The authors run a series of simulations of permafrost dynamics using the MERRA2 reanalysis and the MERRA land model. They compare the results to remotely sensed active layer thickness (ALT) and in situ measurements of ALT. The paper has the potential to be a solid model-data comparison of simulated permafrost dynamics. I recommend acceptance after major revisions.
I have three major comments:
1) The authors need to account for measurement uncertainty when comparing to observations and refine their statistical comparison techniques. I found a number of errors in the statistical comparisons that I identify below.
2) The authors need to clarify the role of the remote sensing data in this analysis. They spend as much space comparing the remotely sensed ALT with in situ data as with the model. Is the paper a means to validate the model or the remote sensing data?
3) The authors need to change their spinup procedure or drop the trend analysis. Repeating the full time period for spinup introduces a dynamic response that produces false trends aliased on top of real trends. This pretty much invalidates the trend analysis.
I have the following specific comments:
P2L17-20: Reword. This is a runon sentence with two, double nested parenthetical clauses, making it very difficult to understand.
P2L25: State how models are useful. This paragraph emphasizes resolution as a weakness of models.
P3L2-3: This is not difficult. One must account for representation error when comparing a point measurement to the area average of a model pixel.
P3L7: The resolution of these simulations is essentially the same as for many published simulations, so I am not sure this is the best claim to make.
P45L3: State or described the improved performance.
P4L8: State or describe exactly what is inferior.
P4L10-12: Delete. Each reanalysis has strengths and weaknesses and I find it very difficult to believe that one version of MERRA is truly superior to another, especially considering the scarcity of measurements in the Arctic. I have no objection to using MERRA-2, of course, but claiming superiority is not warranted and best deleted from the manuscript.
P4L18-20: Here the authors state they will use the remotely sensed ALT to validate the model, but later they actually validate the remotely sensed ALT against ground observations. This makes the actual purpose of including remotely sensed data unclear in this paper.
P5L10: The vertical resolution seems too coarse to simulate ALT. The total depth is fine, but other models typically use much higher resolution to simulate ALT. The authors need to explain why this resolution will work.
P5L23: This is a good formulation. Models often use it, but rarely document it.

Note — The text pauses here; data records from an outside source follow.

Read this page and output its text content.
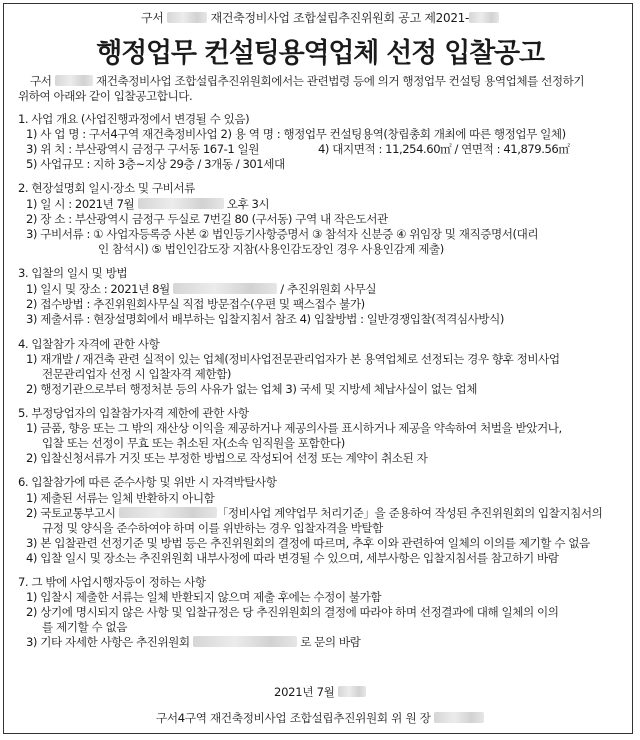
구서	재건축정비사업 조합설립추진위원회 공고 제2021-
행정업무 컨설팅용역업체 선정 입찰공고
구서	재건축정비사업 조합설립추진위원회에서는 관련법령 등에 의거 행정업무 컨설팅 용역업체를 선정하기
위하여 아래와 같이 입찰공고합니다.
1. 사업 개요 (사업진행과정에서 변경될 수 있음)
1) 사 업 명 : 구서4구역 재건축정비사업 2) 용 역 명 : 행정업무 컨설팅용역(창립총회 개최에 따른 행정업무 일체)
3) 위 치 : 부산광역시 금정구 구서동 167-1 일원	4) 대지면적 : 11,254.60㎡ / 연면적 : 41,879.56㎡
5) 사업규모 : 지하 3층~지상 29층 / 3개동 / 301세대
2. 현장설명회 일시·장소 및 구비서류
1) 일 시 : 2021년 7월	오후 3시
2) 장 소 : 부산광역시 금정구 두실로 7번길 80 (구서동) 구역 내 작은도서관
3) 구비서류 : ① 사업자등록증 사본 ② 법인등기사항증명서 ③ 참석자 신분증 ④ 위임장 및 재직증명서(대리
인 참석시) ⑤ 법인인감도장 지참(사용인감도장인 경우 사용인감계 제출)
3. 입찰의 일시 및 방법
1) 일시 및 장소 : 2021년 8월	/ 추진위원회 사무실
2) 접수방법 : 추진위원회사무실 직접 방문접수(우편 및 팩스접수 불가)
3) 제출서류 : 현장설명회에서 배부하는 입찰지침서 참조 4) 입찰방법 : 일반경쟁입찰(적격심사방식)
4. 입찰참가 자격에 관한 사항
1) 재개발 / 재건축 관련 실적이 있는 업체(정비사업전문관리업자가 본 용역업체로 선정되는 경우 향후 정비사업
전문관리업자 선정 시 입찰자격 제한함)
2) 행정기관으로부터 행정처분 등의 사유가 없는 업체 3) 국세 및 지방세 체납사실이 없는 업체
5. 부정당업자의 입찰참가자격 제한에 관한 사항
1) 금품, 향응 또는 그 밖의 재산상 이익을 제공하거나 제공의사를 표시하거나 제공을 약속하여 처벌을 받았거나,
입찰 또는 선정이 무효 또는 취소된 자(소속 임직원을 포함한다)
2) 입찰신청서류가 거짓 또는 부정한 방법으로 작성되어 선정 또는 계약이 취소된 자
6. 입찰참가에 따른 준수사항 및 위반 시 자격박탈사항
1) 제출된 서류는 일체 반환하지 아니함
2) 국토교통부고시	「정비사업 계약업무 처리기준」을 준용하여 작성된 추진위원회의 입찰지침서의
규정 및 양식을 준수하여야 하며 이를 위반하는 경우 입찰자격을 박탈함
3) 본 입찰관련 선정기준 및 방법 등은 추진위원회의 결정에 따르며, 추후 이와 관련하여 일체의 이의를 제기할 수 없음
4) 입찰 일시 및 장소는 추진위원회 내부사정에 따라 변경될 수 있으며, 세부사항은 입찰지침서를 참고하기 바람
7. 그 밖에 사업시행자등이 정하는 사항
1) 입찰시 제출한 서류는 일체 반환되지 않으며 제출 후에는 수정이 불가함
2) 상기에 명시되지 않은 사항 및 입찰규정은 당 추진위원회의 결정에 따라야 하며 선정결과에 대해 일체의 이의
를 제기할 수 없음
3) 기타 자세한 사항은 추진위원회	로 문의 바람
2021년 7월
구서4구역 재건축정비사업 조합설립추진위원회 위 원 장
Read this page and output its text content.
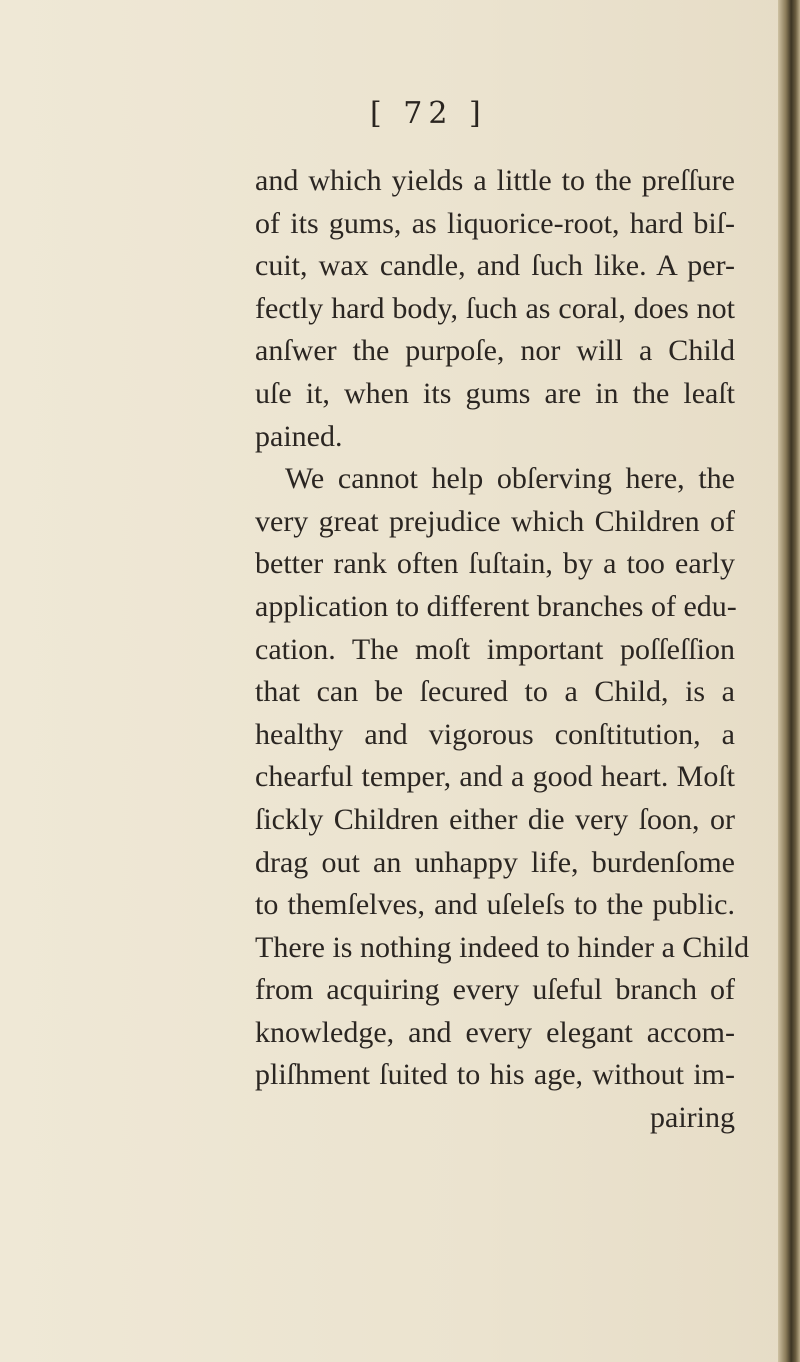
[ 72 ]
and which yields a little to the preſſure
of its gums, as liquorice-root, hard biſ-
cuit, wax candle, and ſuch like. A per-
fectly hard body, ſuch as coral, does not
anſwer the purpoſe, nor will a Child
uſe it, when its gums are in the leaſt
pained.
We cannot help obſerving here, the
very great prejudice which Children of
better rank often ſuſtain, by a too early
application to different branches of edu-
cation. The moſt important poſſeſſion
that can be ſecured to a Child, is a
healthy and vigorous conſtitution, a
chearful temper, and a good heart. Moſt
ſickly Children either die very ſoon, or
drag out an unhappy life, burdenſome
to themſelves, and uſeleſs to the public.
There is nothing indeed to hinder a Child
from acquiring every uſeful branch of
knowledge, and every elegant accom-
pliſhment ſuited to his age, without im-
pairing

P6L17: A 180 year spinup is adequate for stabilizing soil temperatures, but not for soil carbon. Does this model include dynamic soil carbon pools? If yes, then a spinup of 1000-5000 years is more appropriate.
P6L20: The chosen spinup technique pretty much invalidates the trend analysis. The typical response time for soil temperature in a model such as this is 20-30 years, exactly matching the length of the MERRA forcing data. If they had spun up using only 1980-85 MERRA data, then the trend analysis makes sense. I suggest either changing the spinup or dropping the trend analysis.

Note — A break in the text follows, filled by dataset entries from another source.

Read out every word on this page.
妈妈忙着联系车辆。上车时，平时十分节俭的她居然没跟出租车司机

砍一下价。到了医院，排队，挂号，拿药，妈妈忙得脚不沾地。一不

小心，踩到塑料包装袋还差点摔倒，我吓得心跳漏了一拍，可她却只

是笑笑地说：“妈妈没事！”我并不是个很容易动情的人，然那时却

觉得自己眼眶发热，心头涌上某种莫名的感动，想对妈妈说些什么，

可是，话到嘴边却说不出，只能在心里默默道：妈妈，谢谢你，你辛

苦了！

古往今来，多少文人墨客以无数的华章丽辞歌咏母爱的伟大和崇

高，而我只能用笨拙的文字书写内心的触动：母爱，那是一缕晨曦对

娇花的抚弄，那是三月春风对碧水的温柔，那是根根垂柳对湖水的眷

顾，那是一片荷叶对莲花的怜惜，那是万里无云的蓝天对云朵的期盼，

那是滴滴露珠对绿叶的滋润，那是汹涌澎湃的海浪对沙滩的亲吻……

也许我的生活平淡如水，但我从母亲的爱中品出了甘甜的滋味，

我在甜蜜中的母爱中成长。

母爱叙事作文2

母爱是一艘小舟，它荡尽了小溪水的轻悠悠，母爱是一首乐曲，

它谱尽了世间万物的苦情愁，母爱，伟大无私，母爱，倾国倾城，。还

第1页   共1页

P7L29-30: This means one can use the radar data only where one expects the alt to be less than 60 cm. If the radar cannot penetrate below 60 cm, I question the utility of using it for validation. The authors need to supply a rationale for including it in the study.
P8L11: Please identify which site got covered with lava. This is so unusual that you have to tell the reader.
P8L28: The section on comparison with the radar ALT must include uncertainty. The best that a model can do is match the observations within uncertainty.
P8L28: The authors should include a description of the statistical comparison itself. There are many ways to do this, ranging from a cost function to a regression.
P8L28: The authors need to change the section title. The title covers only comparison with the radar data, but the text covers comparison with CALM data.
P9L7-16: The comparison of a point, in situ measurement to a model or remote sensing pixel must account for representation error. Representation error is the uncertainty when a point measurement represents an average. The standard deviation of the CALM grid measurements is a good estimate of representation error.
P10L25-30: The authors should state this is a standard degree day model and find some references.
P11L5-8: This is a standard degree-day model for ALT with a snow adjustment. There are hundreds of variants of this model in the literature derived from the original thermodynamics equation, models, or empirically from in situ observations. The authors need some references here and text explaining that this is a degree day model.
P11L8: The authors should explain why they included the a0 term. The a0 term is not often seen in a degree day model because one typically assumes the soil starts frozen (a0=0).
P11L8: The authors should explain why they chose Tcum rather than the square root of Tcum. One can derive the sqrt(Tcum) relationship directly from the original thermodynamics equation and the relationship appears many times in analyses of in situ measurements. Because of the strong theoretical basis of sqrt(Tcum), using plain Tcum is rare, so the authors need to justify its use.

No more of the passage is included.